Gary,
Because I love the game, I hope you were being a bit overly pessimistic and I hope I am not being unrealistically optimistic. Most of the people on this site get a real kick out of golf courses, not just the game itself. But I think the aesthetic pleasures of the game are lost on most young people. When our boys were young, they played on summer hockey teams and when we'd travel to tournaments I'd always bring my sticks and try to work in some golf along the way. Entering one park, we crested a hill and before us was a beautiful scene of forest and hill and sky and I commented upon it to my son, to which he replied in a matter of fact, almost reverse paternal tone, "Dad, I'm 13 years old, I really don't give a crap about trees and clouds and hills".
The 12-25 age group is certainly not a demographic that can be ignored. It is those young people who are passionate about the game through their twenties that draw others into the game later on. That's what happened to me. A friend I used to play squash with who was a scratch or plus golfer and had competed at the top amateur levels in Canada as a kid, invited me out to play one summer and I was almost instantly hooked, partly by the game, but also by the grounds for the game. If it had not been for a peer of mine like him, I may never have taken up the game.

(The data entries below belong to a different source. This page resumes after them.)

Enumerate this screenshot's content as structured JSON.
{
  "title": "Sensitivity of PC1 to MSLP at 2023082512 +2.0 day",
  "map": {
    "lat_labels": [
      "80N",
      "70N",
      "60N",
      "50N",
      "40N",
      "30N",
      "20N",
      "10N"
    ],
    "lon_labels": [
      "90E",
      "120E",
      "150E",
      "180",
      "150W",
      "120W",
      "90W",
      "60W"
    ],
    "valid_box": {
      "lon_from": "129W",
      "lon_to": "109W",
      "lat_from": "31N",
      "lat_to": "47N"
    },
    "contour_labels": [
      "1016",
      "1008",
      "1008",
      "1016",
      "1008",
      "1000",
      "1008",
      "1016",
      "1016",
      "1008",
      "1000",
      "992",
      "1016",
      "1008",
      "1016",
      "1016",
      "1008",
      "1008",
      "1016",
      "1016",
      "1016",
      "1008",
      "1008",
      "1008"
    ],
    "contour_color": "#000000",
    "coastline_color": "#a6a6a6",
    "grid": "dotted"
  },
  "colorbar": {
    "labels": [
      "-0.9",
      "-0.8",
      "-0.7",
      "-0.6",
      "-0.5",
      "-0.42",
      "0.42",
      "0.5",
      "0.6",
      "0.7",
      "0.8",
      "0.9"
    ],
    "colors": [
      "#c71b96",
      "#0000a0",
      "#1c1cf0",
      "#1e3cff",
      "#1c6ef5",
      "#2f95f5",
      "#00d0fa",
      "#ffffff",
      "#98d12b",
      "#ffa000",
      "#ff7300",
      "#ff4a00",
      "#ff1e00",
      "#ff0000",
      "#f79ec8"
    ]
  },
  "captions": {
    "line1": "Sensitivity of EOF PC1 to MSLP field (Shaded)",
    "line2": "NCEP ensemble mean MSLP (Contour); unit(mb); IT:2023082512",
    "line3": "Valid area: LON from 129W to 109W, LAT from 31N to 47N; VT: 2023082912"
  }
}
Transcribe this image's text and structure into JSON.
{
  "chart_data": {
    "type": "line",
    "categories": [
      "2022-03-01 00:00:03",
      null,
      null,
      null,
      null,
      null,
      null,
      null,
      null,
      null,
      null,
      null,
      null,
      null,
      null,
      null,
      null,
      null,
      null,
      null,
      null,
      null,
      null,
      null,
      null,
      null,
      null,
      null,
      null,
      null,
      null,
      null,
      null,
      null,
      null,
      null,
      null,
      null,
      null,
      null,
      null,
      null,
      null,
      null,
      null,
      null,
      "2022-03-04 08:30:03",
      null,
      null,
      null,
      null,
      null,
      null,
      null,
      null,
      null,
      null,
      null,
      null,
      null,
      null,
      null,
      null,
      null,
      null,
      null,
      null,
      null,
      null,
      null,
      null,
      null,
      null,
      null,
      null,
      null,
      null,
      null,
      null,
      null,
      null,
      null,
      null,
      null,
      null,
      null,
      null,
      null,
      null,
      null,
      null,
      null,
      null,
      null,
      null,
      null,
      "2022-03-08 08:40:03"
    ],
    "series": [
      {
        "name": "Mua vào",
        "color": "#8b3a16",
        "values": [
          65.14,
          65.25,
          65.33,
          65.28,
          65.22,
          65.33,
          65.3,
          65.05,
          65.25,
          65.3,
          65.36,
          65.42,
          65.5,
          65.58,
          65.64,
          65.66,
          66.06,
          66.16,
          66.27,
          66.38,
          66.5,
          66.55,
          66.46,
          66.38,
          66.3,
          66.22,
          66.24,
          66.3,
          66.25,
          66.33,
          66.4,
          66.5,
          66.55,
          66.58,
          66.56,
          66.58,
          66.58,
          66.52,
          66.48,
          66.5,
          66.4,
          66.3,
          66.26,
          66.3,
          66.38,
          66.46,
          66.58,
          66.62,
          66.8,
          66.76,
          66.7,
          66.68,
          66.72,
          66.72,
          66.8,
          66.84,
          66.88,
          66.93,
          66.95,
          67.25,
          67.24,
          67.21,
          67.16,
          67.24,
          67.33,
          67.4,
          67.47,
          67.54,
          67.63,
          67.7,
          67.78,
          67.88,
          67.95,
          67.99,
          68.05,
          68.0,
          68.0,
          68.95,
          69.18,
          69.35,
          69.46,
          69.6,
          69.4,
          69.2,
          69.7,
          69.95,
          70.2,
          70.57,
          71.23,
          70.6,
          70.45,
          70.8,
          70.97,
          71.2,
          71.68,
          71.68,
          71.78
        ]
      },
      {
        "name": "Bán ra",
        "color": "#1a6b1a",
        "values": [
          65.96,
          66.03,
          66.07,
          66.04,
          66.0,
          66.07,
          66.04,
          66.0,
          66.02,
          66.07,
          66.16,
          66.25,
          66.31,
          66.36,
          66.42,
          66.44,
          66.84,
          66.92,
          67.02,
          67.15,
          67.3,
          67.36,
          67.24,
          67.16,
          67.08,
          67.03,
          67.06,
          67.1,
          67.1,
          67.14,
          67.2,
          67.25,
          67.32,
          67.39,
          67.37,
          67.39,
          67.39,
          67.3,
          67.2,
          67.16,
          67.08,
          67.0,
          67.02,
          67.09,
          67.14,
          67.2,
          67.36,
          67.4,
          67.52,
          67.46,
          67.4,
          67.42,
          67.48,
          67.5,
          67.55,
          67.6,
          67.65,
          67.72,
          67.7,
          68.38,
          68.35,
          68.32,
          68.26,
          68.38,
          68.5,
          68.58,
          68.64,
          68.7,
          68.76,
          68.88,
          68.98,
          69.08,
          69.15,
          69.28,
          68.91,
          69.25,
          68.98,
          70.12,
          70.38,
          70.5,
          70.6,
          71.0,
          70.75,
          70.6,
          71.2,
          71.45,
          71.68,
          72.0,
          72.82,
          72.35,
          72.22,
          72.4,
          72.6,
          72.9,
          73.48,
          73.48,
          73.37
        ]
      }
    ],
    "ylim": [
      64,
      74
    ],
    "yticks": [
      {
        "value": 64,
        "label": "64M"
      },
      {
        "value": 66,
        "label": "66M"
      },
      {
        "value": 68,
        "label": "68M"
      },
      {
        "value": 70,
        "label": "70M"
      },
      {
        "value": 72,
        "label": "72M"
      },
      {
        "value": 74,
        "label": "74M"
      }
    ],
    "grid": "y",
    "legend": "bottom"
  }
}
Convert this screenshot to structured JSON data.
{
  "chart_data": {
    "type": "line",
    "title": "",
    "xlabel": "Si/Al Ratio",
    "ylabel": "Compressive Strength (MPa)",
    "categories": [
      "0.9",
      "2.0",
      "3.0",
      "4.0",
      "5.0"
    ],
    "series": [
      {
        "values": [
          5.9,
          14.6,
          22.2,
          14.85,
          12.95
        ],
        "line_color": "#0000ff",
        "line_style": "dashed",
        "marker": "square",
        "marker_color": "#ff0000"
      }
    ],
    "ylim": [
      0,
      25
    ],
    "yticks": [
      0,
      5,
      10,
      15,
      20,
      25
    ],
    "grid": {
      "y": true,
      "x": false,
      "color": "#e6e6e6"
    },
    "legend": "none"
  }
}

I think there may also be an element at play for those less than athletic people, like those at your reunion, that turns them into hard core golfers. When they play, they get addicted to the sense of achievement from getting better, a feeling they may never have previously experienced from athletic pursuits. This sense of achievement may be missing for more athletic types that played golf during their youth, who become frustrated trying to recapture what they were once capable of.